Retail prices range from $150 for a small table to about $600 for a picnic table and benches. Chairs are about $300 each.

Comfort was uppermost in the mind of designer Jeff Taly, who also designs skateboard parks for TrueRide. He said the Adirondack chair was refined through about 20 prototypes.

"We've heavily tested them on humans," Dave Benson said.

The line does have some competition in stores, however, said Lynn McComber, patio buyer at Energy Plus. Loll is sold in her store alongside another environmentally friendly brand called Polywood. Similar products are available elsewhere, too. But customers seem to like the Loll products, especially when they find out they're made in Duluth, McComber said.

Well-known Duluth architect David Salmela — co-owner Kara Salmela's father-in-law — bought a Loll chair a while back and likes many things about it, including that it's maintenance-free and can be left outdoors all winter.

"The designs are somewhat traditional, but yet they have a twist to them that makes them modern," he said. He also finds his chair comfortable for people of any size, he said.

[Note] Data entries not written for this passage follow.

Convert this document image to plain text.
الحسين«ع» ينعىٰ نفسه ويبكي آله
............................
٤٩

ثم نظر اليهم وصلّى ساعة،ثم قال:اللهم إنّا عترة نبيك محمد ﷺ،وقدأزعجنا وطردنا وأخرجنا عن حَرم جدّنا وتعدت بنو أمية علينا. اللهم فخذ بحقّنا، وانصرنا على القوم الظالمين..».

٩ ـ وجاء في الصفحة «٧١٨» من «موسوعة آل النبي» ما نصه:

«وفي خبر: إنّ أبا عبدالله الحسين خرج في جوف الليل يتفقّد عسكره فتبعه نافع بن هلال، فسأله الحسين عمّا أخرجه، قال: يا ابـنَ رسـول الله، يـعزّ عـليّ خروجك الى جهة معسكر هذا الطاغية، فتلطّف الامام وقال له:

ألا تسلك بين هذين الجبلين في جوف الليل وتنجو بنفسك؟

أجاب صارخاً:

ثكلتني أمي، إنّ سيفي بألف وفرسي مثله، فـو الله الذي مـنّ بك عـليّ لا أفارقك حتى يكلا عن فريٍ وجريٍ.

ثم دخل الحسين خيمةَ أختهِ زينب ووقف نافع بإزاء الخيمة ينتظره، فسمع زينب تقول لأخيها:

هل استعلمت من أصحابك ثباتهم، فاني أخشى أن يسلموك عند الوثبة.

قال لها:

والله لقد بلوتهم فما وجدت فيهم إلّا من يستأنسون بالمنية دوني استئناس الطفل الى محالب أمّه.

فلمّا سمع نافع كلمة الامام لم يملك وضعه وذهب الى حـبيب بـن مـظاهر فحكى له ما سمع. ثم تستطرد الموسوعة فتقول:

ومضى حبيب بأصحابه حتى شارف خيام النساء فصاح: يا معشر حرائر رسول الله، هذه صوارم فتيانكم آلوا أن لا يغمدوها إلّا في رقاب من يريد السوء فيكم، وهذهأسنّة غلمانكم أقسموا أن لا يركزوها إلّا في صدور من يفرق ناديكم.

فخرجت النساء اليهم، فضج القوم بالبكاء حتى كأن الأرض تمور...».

The idea of making furniture came up at TrueRide about three years ago as a way to use waste material from skateboard ramps the company builds. It was the same concept that led to the launch of Epicurean Cutting Surfaces, a line of cutting boards made from a woodfiber-composite laminate also used in the ramps.

The cutting board line has now become a separate company that ships 30 to 60 orders a day throughout the nation and to eight other countries, Dave Benson said.

Change seems to be a way of life at TrueRide. The 10-year-old company was located at the former Bomark Missile base north of Duluth until November 2005.

TrueRide bought the former Polaris Wilbert Vault property, which required $350,000 worth of contaminated soil cleanup — most of which TrueRide paid for, Dave Benson said.